Il ne peut plus y avoir de débat mais uniquement des affrontements stériles. Il ne peut plus y avoir d'enseignement, mais seulement de la publicité inutile. Il ne peut plus y avoir de réflexion mais exclusivement une circulation d'informations douteuses. Il ne peut plus y avoir de confiance, mais de la suspicion dans des stratégies de concurrence, et de rivalité. Le sens, décidément nous échappe. Peut-être sommes nous en présence d'un nouveau sport national...
La seule chose qui rendra "l'autorité" à nos responsables de tous ordres (enseignants, patrons, managers, dirigeants, juges, etc.) est propre à la restitution de la place du savoir. Elle est indissociablement liée à la connaissance, en lieu et place des opinions qui nous mènent ineluctablent dans le mur…
Ce n'est pas exactement par hasard, si tous les pouvoirs totalitaires en usent et abusent . Au plus bas de l’échelle, parmi nos gilets jaunes, combien savent déjà qu'on ne peut pas tout savoir ?
Beaucoup d'entre eux ont fait montre du leur en aidant l'un ou l'autre de ses collègues, sur les ronds points, soit pour réussir un jardinage, réparer une tronçonneuse, ou un véhicule… ? Ceux-là savent que le savoir existe et comme ils disent, "On ne nous la fait pas à l'envers"...
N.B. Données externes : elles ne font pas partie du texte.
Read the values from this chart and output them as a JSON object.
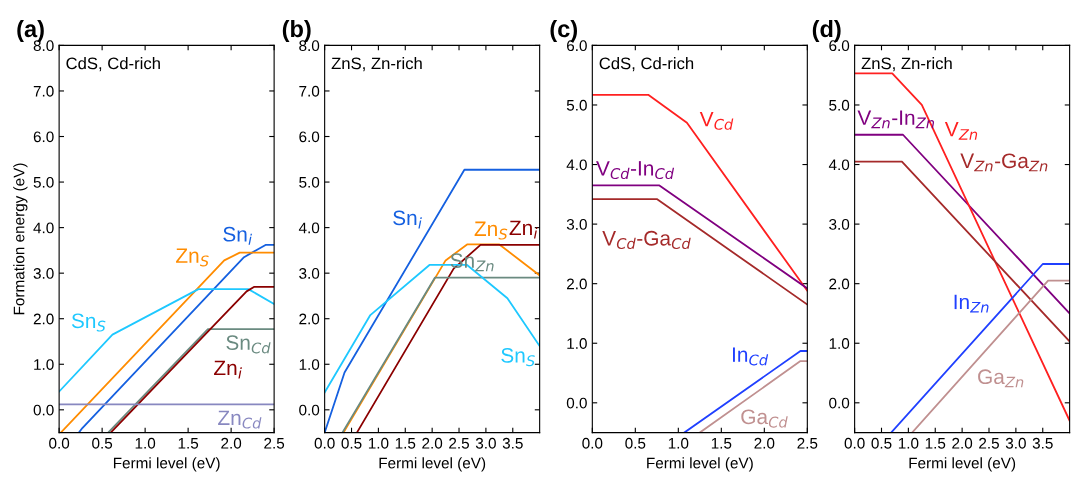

* Natacha Polony, "Le pire est de plus en plus sûr, enquête sur l'école de demain,2011, Mille et une nuits, Col. Essai

Jean-Marc SAURET
Le mardi 10 mars 2020

Voir aussi sur les capacités d'influence sur le web : "Pyramide des influenceurs sociaux"


1 commentaire:

  1. La description de cette dérive me fait penser au puits d’Enfer, la faille dans une falaise près des Sables d’Olonne. Par tempête, la mer y produit une écume qui n’a rien à envier aux blancs d’oeuf battus en neige. L’eau, ce sont les mots et les opinions (et non les connaissances), la tempête: les émois des internautes, la faille: les réseaux sociaux. J’ajoute que, dans cette faille, on retrouva jadis un corps dans une malle!